2.4 The CSLU Toolkit
“The CSLU Toolkit was created to provide the basic framework and tools for people to build, investigate and use interactive language systems. These systems incorporate leading-edge speech recognition, natural language understanding, speech synthesis and facial animation technologies. The toolkit provides a comprehensive, powerful and flexible environment for building interactive language systems that use these technologies and for conducting research to improve them”
( 2006)
Figure 2 The CSLU Toolkit Overview
The CSLU Toolkit is an open source project undertaken by the Oregon Graduate Institute of Science and technology that encompasses several technologies to present a package that allows the Rapid Development of applications capable of voice recognition, voice generation, multimodal input and output, the package also includes an open source easy to use programming language (TCL). The package enables the user to create and use fully working applications built within the package, and enables the fast prototyping of such applications at a presentation level. In the following sections the main components of the toolkit are described, with brief explanations as to their use in this project.
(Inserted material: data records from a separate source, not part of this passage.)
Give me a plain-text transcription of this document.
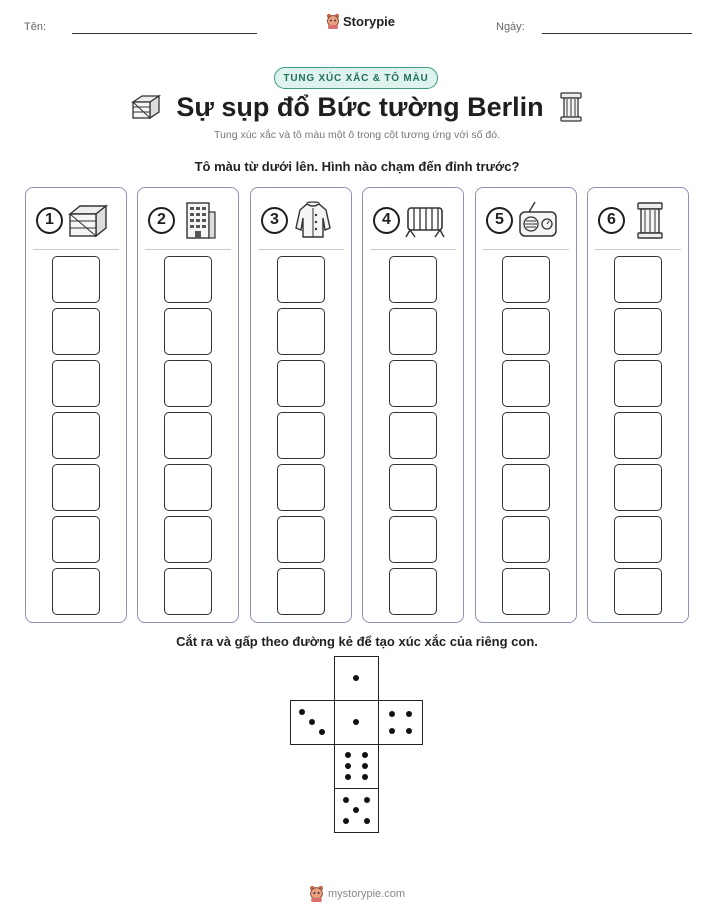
Tên:	Storypie	Ngày:
TUNG XÚC XẮC & TÔ MÀU
Sự sụp đổ Bức tường Berlin
Tung xúc xắc và tô màu một ô trong cột tương ứng với số đó.
Tô màu từ dưới lên. Hình nào chạm đến đỉnh trước?
1	2	3	4	5	6
Cắt ra và gấp theo đường kẻ để tạo xúc xắc của riêng con.
mystorypie.com
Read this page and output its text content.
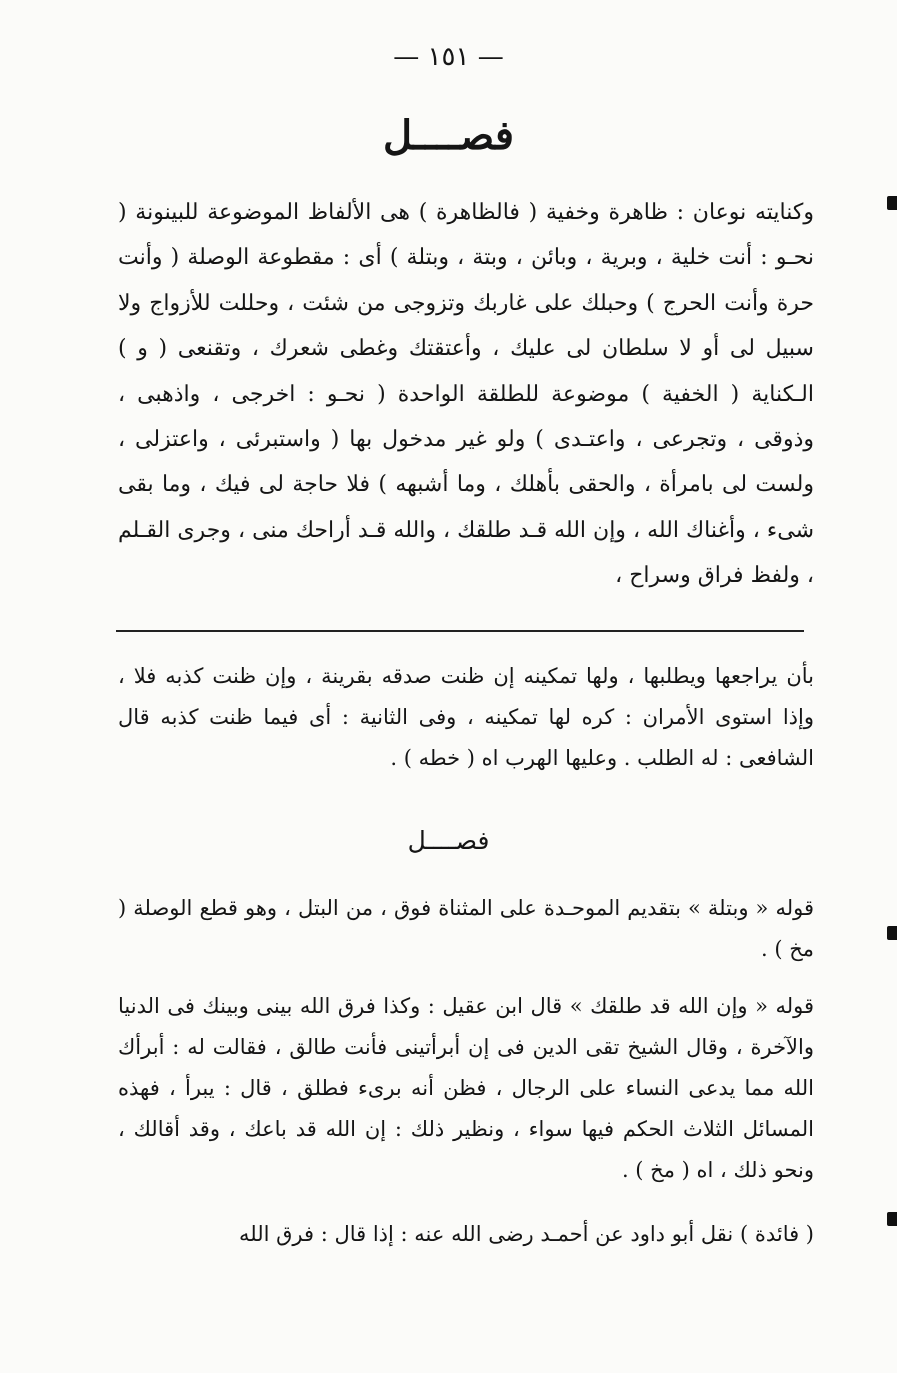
— ١٥١ —
فصــــل
وكنايته نوعان : ظاهرة وخفية ( فالظاهرة ) هى الألفاظ الموضوعة للبينونة ( نحـو : أنت خلية ، وبرية ، وبائن ، وبتة ، وبتلة ) أى : مقطوعة الوصلة ( وأنت حرة وأنت الحرج ) وحبلك على غاربك وتزوجى من شئت ، وحللت للأزواج ولا سبيل لى أو لا سلطان لى عليك ، وأعتقتك وغطى شعرك ، وتقنعى ( و ) الـكناية ( الخفية ) موضوعة للطلقة الواحدة ( نحـو : اخرجى ، واذهبى ، وذوقى ، وتجرعى ، واعتـدى ) ولو غير مدخول بها ( واستبرئى ، واعتزلى ، ولست لى بامرأة ، والحقى بأهلك ، وما أشبهه ) فلا حاجة لى فيك ، وما بقى شىء ، وأغناك الله ، وإن الله قـد طلقك ، والله قـد أراحك منى ، وجرى القـلم ، ولفظ فراق وسراح ،
بأن يراجعها ويطلبها ، ولها تمكينه إن ظنت صدقه بقرينة ، وإن ظنت كذبه فلا ، وإذا استوى الأمران : كره لها تمكينه ، وفى الثانية : أى فيما ظنت كذبه قال الشافعى : له الطلب . وعليها الهرب اه ( خطه ) .
فصــــل
قوله « وبتلة » بتقديم الموحـدة على المثناة فوق ، من البتل ، وهو قطع الوصلة ( مخ ) .
قوله « وإن الله قد طلقك » قال ابن عقيل : وكذا فرق الله بينى وبينك فى الدنيا والآخرة ، وقال الشيخ تقى الدين فى إن أبرأتينى فأنت طالق ، فقالت له : أبرأك الله مما يدعى النساء على الرجال ، فظن أنه برىء فطلق ، قال : يبرأ ، فهذه المسائل الثلاث الحكم فيها سواء ، ونظير ذلك : إن الله قد باعك ، وقد أقالك ، ونحو ذلك ، اه ( مخ ) .
( فائدة ) نقل أبو داود عن أحمـد رضى الله عنه : إذا قال : فرق الله
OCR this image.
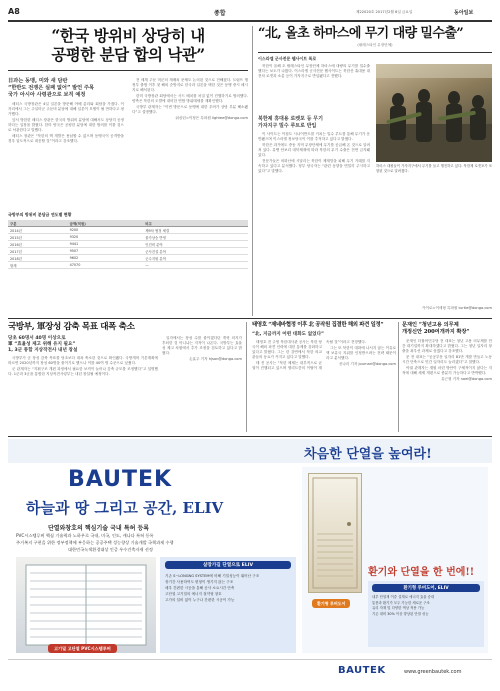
A8	종합	제22020호 2017년2월 6일 금요일	동아일보
“한국 방위비 상당히 내
공평한 분담 합의 낙관”
日과는 동맹, 미와 새 담판
“한반도 전쟁은 실패 없어” 발언 주목
국가 아시아 사령관으로 보직 예정

매티스 국방장관은 4일 일본을 방문해 아베 총리와 회담을 가졌다. 이 자리에서 그는 주일미군 주둔비 분담에 대해 일본이 모델이 될 만하다고 평가했다.

앞서 방한한 매티스 장관은 한국의 방위비 분담에 대해서도 상당히 공정하다는 입장을 밝혔다. 한미 양국은 공평한 분담에 대한 합의를 이룰 것으로 낙관한다고 말했다.

매티스 장관은 “북한의 핵 개발은 용납할 수 없으며 동맹국이 공격받을 경우 압도적으로 대응할 것”이라고 강조했다.

전 세계 주둔 미군의 재배치 문제도 논의된 것으로 전해졌다. 트럼프 행정부 출범 이후 첫 해외 순방지로 한국과 일본을 택한 것은 동맹 중시 메시지로 해석된다.

한미 국방장관 회담에서는 사드 배치를 차질 없이 진행하기로 합의했다. 양측은 북한의 도발에 대비한 연합 방위태세를 재확인했다.

국방부 관계자는 “이번 방문으로 동맹에 대한 우려가 상당 부분 해소됐다”고 설명했다.

워싱턴=이정은 특파원 lightee@donga.com

국방부의 방위비 분담금 연도별 현황
구분	금액(억원)	비고
2014년	9200	제9차 협정 체결
2015년	9320	물가상승 반영
2016년	9441	인건비 분야
2017년	9507	군사건설 분야
2018년	9602	군수지원 분야
합계	47070	—
“北, 올초 하마스에 무기 대량 밀수출”
(필레스타인 무장단체)
이스라엘 군사전문 웹사이트 폭로

북한이 올해 초 팔레스타인 무장단체 하마스에 대량의 무기를 밀수출했다는 보도가 나왔다. 이스라엘 군사전문 웹사이트는 북한산 휴대용 대전차 로켓과 소총 등이 가자지구로 반입됐다고 전했다.

북한제 휴대용 로켓포 등 무기
가자지구 밀수 루트로 반입

이 사이트는 이집트 시나이반도를 거치는 밀수 루트를 통해 무기가 운반됐으며 이스라엘 정보당국이 이를 추적하고 있다고 밝혔다.

북한은 과거에도 중동 지역 무장단체에 무기를 공급해 온 것으로 알려져 있다. 유엔 안보리 대북제재에 따라 북한의 무기 수출은 전면 금지돼 있다.

전문가들은 외화난에 시달리는 북한이 제재망을 피해 무기 거래를 지속하고 있다고 분석했다. 정부 당국자는 “관련 동향을 면밀히 주시하고 있다”고 말했다.

하마스 대원들이 가자지구에서 무기를 들고 행진하고 있다. 북한제 로켓포가 포함된 것으로 알려졌다.
카이로=이세형 특파원 turtle@donga.com
국방부, 軍장성 감축 목표 대폭 축소
당초 60명서 40명 이상으로
軍 “효율성 제고 위해 유지 필요”
1, 3군 통합 지상작전사 내년 창설

국방부가 군 장성 감축 목표를 당초보다 대폭 축소한 것으로 확인됐다. 국방개혁 기본계획에 따르면 2020년까지 장성 60명을 줄이기로 했으나 이를 40여 명 수준으로 낮췄다.

군 관계자는 “지휘구조 개편 과정에서 필요한 보직이 늘어나 감축 규모를 조정했다”고 설명했다. 1군과 3군을 통합한 지상작전사령부는 내년 창설될 예정이다.

일각에서는 장성 수를 줄이겠다던 개혁 의지가 후퇴한 것 아니냐는 지적이 나온다. 국방부는 효율성 제고 차원에서 추가 조정을 검토하고 있다고 밝혔다.

손효주 기자 hjson@donga.com

태영호 “제네바협정 이후 北 공작원 집결한 해외 파견 일정”
“北, 지금까지 어떤 대화도 없었다”

태영호 전 주영 북한대사관 공사는 북한 당국이 해외 파견 인력에 대한 통제를 강화하고 있다고 밝혔다. 그는 한 강연에서 북한 외교관들의 동요가 커지고 있다고 말했다.

태 전 공사는 “북한 체제는 내부적으로 균열이 진행되고 있으며 엘리트층의 이탈이 계속될 것”이라고 전망했다.

그는 또 북한이 대화에 나서지 않는 이유로 핵 보유국 지위를 인정받으려는 전략 때문이라고 분석했다.

신나리 기자 journari@donga.com

문재인 “청년고용 의무제
개정신안 200여개까지 확장”

문재인 더불어민주당 전 대표는 청년 고용 의무제를 민간 대기업까지 확대하겠다고 밝혔다. 그는 청년 일자리 창출을 최우선 과제로 삼겠다고 강조했다.

문 전 대표는 “공공부문 일자리 81만 개를 만들고 노동시간 단축으로 민간 일자리도 늘리겠다”고 말했다.

야권 관계자는 재원 마련 방안이 구체적이지 않다는 지적에 대해 세제 개편으로 충분히 가능하다고 반박했다.

유근형 기자 noel@donga.com

차음한 단열을 높여라!
BAUTEK
하늘과 땅 그리고 공간, ELIV
단열와창호의 핵심기술 국내 특허 등록
PVC시스템루버 핵심 기술력과 노하우로 국내, 미국, 인도, 캐나다 특허 등록
주거복지 구현을 위한 정부정책에 부응하는 공공주택 성능향상 기술개발 국책과제 수행
대한민국녹색환경대상 인증 우수건축자재 선정
고기밀 고단열 PVC시스템루버
살장가길 단열으로 ELIV
기존 S~LONGNG SYSTEM에 비해 기밀성능이 뛰어난 구조
장기간 사용하여도 변형이 생기지 않는 구조
매우 간편한 시공을 통해 공사 소요시간 단축
고단열 고기밀의 에너지 절약형 창호
고가의 설비 없이 누구나 간편한 시공이 가능
환기와 단열을 한 번에!!
환기형 루버도어, ELIV
내부 단열재 이중 설계로 에너지 효율 증대
통풍과 환기가 모두 가능한 새로운 구조
유리 자재 및 다양한 색상 적용 가능
기존 대비 30% 이상 향상된 단열 성능
환기형 루버도어
BAUTEK	www.greenbautek.com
The CSLU toolkit also uses a RAD or Rapid Application Development style of prototyping and even Full Application creation. This is done by the use of Icons representing the different modules being placed on a screen like so:
Figure 3 Example of the CSLU RAD interface
2.4.1 Tool Command Language (TCL)
“TCL (Tool Command Language) is a very powerful but easy to learn dynamic programming language, suitable for a very wide range of uses, including web and desktop applications, networking, administration, testing and many more. Open source and business-friendly, TCL is a mature yet evolving language that is truly cross platform, easily deployed and highly extensible“
( 2006)
TCL is the command line programming language used in the CSLU toolkit, this language an open source programming language similar in design to the Pro-log based “Pop-11” (partially designed by Aaron Sloman of Birmingham Universities AI department 1996) and offers much of the same functionality (although not as wide ranging), and being the main command line language of the CSLU toolkit, interfaces with the CSLU allowing far more flexibility in the design of software on the toolkit. The TCL and associated TK languages are designed for use with wide ranging applications such as Web and desktop applications, network programming, general purpose programming, system administration and a wide range of other such applications. The TCL language is specifically designed for RAD development, since the language is very user friendly, and similar to human language in structure (an example would be an If – Else – Then statement that is just that).